DUBLIN — Lawmaker Jeffrey Donaldson will launch a bid to become the next leader of Northern Ireland’s governing Democratic Unionist Party on Monday, a senior party source told POLITICO, setting up the first leadership contest in the party’s 50-year history. 

Donaldson will challenge Edwin Poots, the region’s agriculture minister, in a fight to succeed Northern Ireland First Minister Arlene Foster.  

She was forced to resign after party officials withdrew support amid anger over the Brexit trade deal’s Irish protocol.  

Foster is set to step down as leader of the British Protestant-backed party in late May, and as leader of Northern Ireland’s five-party government a month later. 

Donaldson’s campaign launch will be timed to coincide with Monday’s official 100th anniversary of the foundation of Northern Ireland. Poots announced his bid on Thursday. 

A battle between centrist Donaldson and hardliner Poots will offer a clear-cut choice for a party that is fearful of losing its position as the biggest force in the Northern Ireland Assembly.  

Its top spot is threatened by Sinn Féin, the Irish nationalist party which is the DUP’s bitter rival and main partner in the region’s coalition government.  

Regional elections must be held by May 2022 but could come sooner if tensions continue between the DUP and Sinn Féin. 

As agriculture minister, Poots has taken unilateral steps to frustrate the smooth rollout of EU customs and sanitary checks on goods arriving from Britain. That key requirement of the Brexit deal’s Irish protocol is deeply resented by many unionists.

Poots’ campaign claimed Saturday to have received majority backing already from the party’s 36 voting members: its eight MPs in the U.K. House of Commons and 28 members in the Northern Ireland Assembly.  

Donaldson’s camp says the race is still open and their man will gain high-profile endorsements from centrist and urban voices after he officially declares his interest. 

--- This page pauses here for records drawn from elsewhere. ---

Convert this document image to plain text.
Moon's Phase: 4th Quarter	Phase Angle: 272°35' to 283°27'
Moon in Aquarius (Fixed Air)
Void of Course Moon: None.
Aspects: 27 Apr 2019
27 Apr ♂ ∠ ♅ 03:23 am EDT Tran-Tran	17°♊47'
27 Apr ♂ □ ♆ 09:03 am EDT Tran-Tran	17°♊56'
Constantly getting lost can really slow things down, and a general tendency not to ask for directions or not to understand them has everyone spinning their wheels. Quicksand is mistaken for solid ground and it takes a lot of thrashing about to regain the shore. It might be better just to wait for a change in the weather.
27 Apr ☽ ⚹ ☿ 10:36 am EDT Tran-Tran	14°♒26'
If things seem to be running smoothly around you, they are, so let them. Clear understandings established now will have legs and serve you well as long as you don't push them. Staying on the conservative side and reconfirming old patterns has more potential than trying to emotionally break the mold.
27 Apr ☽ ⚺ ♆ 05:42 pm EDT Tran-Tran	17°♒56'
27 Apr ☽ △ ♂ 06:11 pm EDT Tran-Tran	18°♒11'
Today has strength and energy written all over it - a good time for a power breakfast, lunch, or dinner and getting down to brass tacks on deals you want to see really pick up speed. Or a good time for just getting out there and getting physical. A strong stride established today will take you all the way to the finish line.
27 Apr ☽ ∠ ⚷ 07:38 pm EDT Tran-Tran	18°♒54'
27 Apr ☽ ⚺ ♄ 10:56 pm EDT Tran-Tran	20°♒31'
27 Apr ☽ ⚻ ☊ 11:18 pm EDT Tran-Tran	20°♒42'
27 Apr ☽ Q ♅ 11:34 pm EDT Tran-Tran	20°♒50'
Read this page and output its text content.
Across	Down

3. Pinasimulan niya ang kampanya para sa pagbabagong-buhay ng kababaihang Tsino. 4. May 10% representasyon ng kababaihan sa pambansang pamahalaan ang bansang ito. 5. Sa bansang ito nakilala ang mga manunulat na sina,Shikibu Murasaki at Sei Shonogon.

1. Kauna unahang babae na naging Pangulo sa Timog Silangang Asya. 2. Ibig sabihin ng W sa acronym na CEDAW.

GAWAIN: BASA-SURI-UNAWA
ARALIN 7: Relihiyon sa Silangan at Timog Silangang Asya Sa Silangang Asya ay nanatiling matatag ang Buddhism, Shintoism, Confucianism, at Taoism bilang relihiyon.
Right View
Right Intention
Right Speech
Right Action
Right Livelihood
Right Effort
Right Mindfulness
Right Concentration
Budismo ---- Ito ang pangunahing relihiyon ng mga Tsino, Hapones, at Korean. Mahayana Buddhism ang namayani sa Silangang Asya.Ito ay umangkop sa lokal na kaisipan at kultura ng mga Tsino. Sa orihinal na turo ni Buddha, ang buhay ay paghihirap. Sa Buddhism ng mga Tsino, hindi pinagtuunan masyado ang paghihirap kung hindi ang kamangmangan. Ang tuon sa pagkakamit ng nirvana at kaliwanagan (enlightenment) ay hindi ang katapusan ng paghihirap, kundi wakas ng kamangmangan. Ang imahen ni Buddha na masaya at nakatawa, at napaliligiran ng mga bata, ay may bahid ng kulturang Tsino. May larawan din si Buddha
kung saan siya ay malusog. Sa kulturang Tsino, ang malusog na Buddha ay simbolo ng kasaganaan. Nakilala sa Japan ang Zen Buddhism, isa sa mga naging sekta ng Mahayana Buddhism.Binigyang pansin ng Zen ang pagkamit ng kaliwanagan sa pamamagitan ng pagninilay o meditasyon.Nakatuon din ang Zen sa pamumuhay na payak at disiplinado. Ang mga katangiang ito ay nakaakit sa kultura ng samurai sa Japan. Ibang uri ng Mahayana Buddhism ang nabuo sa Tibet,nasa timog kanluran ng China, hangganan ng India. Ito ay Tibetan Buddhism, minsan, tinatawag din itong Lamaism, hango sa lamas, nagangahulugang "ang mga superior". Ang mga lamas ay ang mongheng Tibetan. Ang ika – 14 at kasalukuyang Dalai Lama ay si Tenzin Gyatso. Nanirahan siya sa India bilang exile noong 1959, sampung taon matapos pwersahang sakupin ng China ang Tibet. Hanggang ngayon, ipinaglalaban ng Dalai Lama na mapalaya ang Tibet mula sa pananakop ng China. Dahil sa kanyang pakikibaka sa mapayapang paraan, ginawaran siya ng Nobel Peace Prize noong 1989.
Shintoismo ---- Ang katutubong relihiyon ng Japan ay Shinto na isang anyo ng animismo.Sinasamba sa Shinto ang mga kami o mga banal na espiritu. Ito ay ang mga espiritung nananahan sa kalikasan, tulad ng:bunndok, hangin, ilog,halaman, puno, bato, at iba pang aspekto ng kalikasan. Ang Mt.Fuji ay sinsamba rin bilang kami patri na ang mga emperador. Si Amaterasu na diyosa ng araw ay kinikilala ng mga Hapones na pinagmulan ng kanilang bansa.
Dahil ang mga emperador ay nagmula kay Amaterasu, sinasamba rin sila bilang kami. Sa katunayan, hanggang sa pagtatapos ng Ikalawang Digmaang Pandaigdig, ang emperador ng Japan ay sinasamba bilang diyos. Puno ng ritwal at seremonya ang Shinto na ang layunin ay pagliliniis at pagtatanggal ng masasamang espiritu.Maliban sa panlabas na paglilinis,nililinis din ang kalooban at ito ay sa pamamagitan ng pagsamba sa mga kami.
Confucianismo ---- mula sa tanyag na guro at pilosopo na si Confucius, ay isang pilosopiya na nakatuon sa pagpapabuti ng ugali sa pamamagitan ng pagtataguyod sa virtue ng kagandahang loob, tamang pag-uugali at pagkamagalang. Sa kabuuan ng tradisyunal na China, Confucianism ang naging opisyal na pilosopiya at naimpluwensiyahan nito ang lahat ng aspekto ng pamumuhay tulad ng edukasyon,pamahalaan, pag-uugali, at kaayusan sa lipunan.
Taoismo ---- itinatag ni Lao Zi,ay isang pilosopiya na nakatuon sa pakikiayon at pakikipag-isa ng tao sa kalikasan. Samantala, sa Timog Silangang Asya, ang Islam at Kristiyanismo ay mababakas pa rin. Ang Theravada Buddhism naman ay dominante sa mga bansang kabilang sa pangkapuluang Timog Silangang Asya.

Whether Donaldson is any less stubborn than Poots on U.K. constitutional and Brexit matters is open to debate. But he does offer a more nuanced view on maintaining cooperation with the Republic of Ireland, an important plank of the 1998 Good Friday peace accord.

Poots’ camp on Sunday poured cold water on suggestions the two could co-lead the party, with Donaldson remaining party leader in the U.K. parliament while Poots becomes Northern Ireland first minister. 

Instead, Poots reportedly aims to delegate the first minister job to a senior deputy while he focuses on strengthening the party’s appeal ahead of the next assembly election.